‘My family’s future is ruined’: Dozens of Voyager Digital customers send letters to judge


Jacob spent six years building his cryptocurrency portfolio to 100 Ethereum ETH/USD – worth around $138,000.

Let’s go. And only because he made the decision to put ETH in a digital travel VYGVQ wallet.

What happened: Among the latest to file for Chapter 11 bankruptcy, Voyager is the latest victim of the Earth LUNA/USD cryptocurrency crash and froze customer funds after suspending all activity on its platform in connection with Capital of the Three Arrows (3AC) default and liquidation.

In its bankruptcy filing, Voyager said it had more than $110 million in cash and crypto assets. It has approximately $1.3 billion in digital assets on its platform, 50% of which include claims against 3AC.

Look at this: Coinbase Under SEC Probe Over Crypto Token Listings: Report

Voyager’s Chapter 11 approach is to offer customers a combination of proceeds from the 3AC recovery, common stock of the reorganized company, and Voyager tokens – although Jacob and many others prefer to see their assets returned in full, as any investor would.

“Voyager should have to return 100% of our crypto over time. The negligent loan to 3AC appears to be an intentional failure,” Jacob said in a handwritten letter sent to Judge Michael E. Wiles. “I spent years building this portfolio – my family’s future is ruined if they fail to return my assets.”

The Sam Bankman Fried directed quantitative research company, Alameda Search, sent a restructuring offer to Voyager that would see Alameda assume Voyager’s assets at market value, with any 3AC-related loans excluded. The deal also included an offer for Voyager customers to open accounts with Fried’s crypto platform, FTXand receive their share of the receivables in the accounts.

The deal was rejected – Voyager calling it a ‘low ball’ to offer.

Related: ‘Low-Ball Bid’: Bankrupt Voyager Rejects Sam Bankman-Fried Firms Takeover Offer
Take put onFor example, another Voyager client who has a substantial amount of money tied to the bankrupt company, “I currently have about 31,000 frozen on the Voyager exchange,” he said. “I wake up most nights and walk up and down the stairs contemplating my own mistakes and wondering if this will ever end. My anxiety has been a struggle.

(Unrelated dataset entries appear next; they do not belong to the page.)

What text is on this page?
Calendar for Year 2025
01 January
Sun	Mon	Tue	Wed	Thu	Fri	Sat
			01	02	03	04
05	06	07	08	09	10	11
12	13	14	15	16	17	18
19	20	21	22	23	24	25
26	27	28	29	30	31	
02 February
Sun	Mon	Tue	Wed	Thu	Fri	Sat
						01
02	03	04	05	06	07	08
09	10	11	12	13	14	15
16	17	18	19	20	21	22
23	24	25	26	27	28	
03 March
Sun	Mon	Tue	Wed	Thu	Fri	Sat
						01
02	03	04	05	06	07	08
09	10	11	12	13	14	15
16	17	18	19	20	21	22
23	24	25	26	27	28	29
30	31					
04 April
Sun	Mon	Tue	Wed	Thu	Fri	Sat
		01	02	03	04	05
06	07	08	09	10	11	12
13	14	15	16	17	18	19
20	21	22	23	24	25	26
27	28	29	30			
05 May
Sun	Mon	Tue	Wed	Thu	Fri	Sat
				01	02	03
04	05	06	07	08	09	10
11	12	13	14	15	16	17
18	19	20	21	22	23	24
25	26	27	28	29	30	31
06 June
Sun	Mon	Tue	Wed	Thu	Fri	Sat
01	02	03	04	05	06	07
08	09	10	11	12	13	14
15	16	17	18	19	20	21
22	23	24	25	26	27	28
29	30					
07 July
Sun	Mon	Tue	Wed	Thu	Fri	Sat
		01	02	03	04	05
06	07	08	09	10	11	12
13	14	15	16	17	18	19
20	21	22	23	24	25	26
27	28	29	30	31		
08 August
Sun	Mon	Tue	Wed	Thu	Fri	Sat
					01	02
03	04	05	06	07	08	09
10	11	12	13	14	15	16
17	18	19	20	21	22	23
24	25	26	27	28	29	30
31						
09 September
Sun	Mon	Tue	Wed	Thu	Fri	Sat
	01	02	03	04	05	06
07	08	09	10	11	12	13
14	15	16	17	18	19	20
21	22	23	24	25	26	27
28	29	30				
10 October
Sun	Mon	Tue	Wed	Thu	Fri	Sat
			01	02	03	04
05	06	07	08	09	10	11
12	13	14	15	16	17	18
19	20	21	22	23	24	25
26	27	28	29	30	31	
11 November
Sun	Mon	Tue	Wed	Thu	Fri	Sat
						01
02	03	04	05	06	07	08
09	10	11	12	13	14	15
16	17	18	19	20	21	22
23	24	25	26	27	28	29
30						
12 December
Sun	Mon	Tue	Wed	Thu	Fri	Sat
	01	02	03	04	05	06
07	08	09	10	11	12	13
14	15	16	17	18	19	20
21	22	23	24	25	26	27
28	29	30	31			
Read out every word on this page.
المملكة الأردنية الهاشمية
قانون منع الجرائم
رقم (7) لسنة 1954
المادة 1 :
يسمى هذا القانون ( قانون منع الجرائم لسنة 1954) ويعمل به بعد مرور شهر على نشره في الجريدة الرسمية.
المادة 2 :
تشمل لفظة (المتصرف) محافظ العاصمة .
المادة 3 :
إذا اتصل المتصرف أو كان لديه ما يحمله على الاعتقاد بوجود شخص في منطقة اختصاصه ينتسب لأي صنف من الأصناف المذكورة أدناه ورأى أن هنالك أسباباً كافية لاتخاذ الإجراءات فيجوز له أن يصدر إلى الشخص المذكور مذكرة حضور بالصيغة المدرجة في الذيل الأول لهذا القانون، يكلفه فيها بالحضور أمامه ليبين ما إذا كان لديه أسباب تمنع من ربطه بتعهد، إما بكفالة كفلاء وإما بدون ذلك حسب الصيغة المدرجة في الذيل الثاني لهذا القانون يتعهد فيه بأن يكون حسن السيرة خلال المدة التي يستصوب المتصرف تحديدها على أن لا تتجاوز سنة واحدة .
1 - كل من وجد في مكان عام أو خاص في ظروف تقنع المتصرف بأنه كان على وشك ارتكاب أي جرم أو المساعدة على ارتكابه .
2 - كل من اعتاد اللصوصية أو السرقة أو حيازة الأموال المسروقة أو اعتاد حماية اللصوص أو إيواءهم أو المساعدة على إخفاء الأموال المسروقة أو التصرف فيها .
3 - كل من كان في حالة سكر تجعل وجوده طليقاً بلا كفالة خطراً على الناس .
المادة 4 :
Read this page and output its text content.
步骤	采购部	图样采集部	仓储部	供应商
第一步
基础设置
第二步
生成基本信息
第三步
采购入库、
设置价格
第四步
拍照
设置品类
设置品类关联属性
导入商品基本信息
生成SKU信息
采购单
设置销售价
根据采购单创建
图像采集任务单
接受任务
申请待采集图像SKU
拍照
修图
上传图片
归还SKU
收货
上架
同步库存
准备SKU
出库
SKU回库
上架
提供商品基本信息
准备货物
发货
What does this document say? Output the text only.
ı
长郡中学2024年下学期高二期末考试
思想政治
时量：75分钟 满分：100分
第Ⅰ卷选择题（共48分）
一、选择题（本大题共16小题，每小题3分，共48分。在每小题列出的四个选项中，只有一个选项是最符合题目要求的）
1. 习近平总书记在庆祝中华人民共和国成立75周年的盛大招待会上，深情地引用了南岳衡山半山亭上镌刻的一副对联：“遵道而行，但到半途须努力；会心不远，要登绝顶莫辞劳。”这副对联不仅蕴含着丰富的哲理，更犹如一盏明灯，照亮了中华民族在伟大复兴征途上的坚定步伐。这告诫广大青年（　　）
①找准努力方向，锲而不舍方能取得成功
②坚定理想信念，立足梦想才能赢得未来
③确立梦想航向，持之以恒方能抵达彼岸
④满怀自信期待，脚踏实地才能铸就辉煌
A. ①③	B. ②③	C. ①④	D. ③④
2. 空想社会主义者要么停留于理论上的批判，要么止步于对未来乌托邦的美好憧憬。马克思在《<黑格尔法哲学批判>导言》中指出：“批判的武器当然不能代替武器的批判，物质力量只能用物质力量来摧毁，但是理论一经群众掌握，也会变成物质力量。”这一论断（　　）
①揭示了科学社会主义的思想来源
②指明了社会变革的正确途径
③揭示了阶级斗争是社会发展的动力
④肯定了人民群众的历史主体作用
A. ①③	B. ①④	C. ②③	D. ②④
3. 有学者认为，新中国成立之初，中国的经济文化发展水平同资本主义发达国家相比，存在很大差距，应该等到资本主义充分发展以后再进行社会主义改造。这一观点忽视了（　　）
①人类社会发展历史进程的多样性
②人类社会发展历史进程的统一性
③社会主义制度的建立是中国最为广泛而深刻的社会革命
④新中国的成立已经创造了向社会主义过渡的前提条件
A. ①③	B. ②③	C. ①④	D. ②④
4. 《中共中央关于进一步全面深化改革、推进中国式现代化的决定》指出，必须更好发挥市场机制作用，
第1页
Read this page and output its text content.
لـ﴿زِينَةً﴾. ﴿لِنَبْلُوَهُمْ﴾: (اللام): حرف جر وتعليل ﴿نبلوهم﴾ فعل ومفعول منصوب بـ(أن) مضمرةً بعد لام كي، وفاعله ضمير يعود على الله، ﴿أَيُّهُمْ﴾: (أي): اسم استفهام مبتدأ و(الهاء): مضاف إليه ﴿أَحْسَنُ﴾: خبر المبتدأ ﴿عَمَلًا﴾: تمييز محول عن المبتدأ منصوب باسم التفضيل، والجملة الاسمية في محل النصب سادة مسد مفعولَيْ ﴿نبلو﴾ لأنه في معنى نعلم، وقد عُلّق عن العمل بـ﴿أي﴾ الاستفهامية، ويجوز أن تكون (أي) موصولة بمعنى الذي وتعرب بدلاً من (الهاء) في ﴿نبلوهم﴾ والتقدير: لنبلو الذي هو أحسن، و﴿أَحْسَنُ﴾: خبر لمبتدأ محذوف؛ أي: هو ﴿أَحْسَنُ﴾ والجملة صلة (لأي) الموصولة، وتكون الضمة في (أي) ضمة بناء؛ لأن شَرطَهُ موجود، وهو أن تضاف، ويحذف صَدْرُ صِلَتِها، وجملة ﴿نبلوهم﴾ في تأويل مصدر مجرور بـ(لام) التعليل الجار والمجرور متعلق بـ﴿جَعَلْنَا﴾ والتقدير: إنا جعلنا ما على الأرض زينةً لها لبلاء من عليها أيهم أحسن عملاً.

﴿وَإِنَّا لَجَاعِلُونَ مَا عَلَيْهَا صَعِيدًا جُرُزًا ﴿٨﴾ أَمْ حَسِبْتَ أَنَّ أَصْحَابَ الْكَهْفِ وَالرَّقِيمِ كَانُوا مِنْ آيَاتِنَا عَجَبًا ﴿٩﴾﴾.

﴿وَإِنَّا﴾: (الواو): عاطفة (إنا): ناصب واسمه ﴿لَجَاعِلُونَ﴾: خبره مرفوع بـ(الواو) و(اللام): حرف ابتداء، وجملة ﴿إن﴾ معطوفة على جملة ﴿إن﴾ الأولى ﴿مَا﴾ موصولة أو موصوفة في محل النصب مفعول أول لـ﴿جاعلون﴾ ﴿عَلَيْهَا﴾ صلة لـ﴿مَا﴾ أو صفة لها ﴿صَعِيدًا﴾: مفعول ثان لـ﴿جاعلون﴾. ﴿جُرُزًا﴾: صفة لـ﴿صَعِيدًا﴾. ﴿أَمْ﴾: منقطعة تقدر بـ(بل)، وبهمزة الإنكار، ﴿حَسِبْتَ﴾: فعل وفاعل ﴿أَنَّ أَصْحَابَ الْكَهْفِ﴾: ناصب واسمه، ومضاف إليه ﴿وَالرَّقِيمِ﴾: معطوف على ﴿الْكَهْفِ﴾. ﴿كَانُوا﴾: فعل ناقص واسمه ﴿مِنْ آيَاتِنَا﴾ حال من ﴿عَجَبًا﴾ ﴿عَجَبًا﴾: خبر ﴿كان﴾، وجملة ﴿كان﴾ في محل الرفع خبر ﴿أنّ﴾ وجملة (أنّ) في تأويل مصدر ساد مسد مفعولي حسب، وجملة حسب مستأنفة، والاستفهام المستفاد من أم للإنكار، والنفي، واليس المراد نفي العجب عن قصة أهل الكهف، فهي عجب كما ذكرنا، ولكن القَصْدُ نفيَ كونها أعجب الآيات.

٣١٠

To have hope one day, and the next to have it shattered.”

Had Voyager agreed to the deal, clients like Jacob and Don would have had access to a substantial portion of its assets, almost immediately.

Voyager CEO Steve Ehrlich told Benzinga in early June – just weeks before filing for bankruptcy – that all client assets were safe.

“Our partnership with Celsius [another bankrupted firm] completed a while ago, so our clients’ assets are safe and we are processing everything as normal,” Ehrlich said.

Voyager told its customers that operations were normal until it announced it was suspending withdrawals – now the company’s customers are wondering if they will ever be able to get their digital currency back.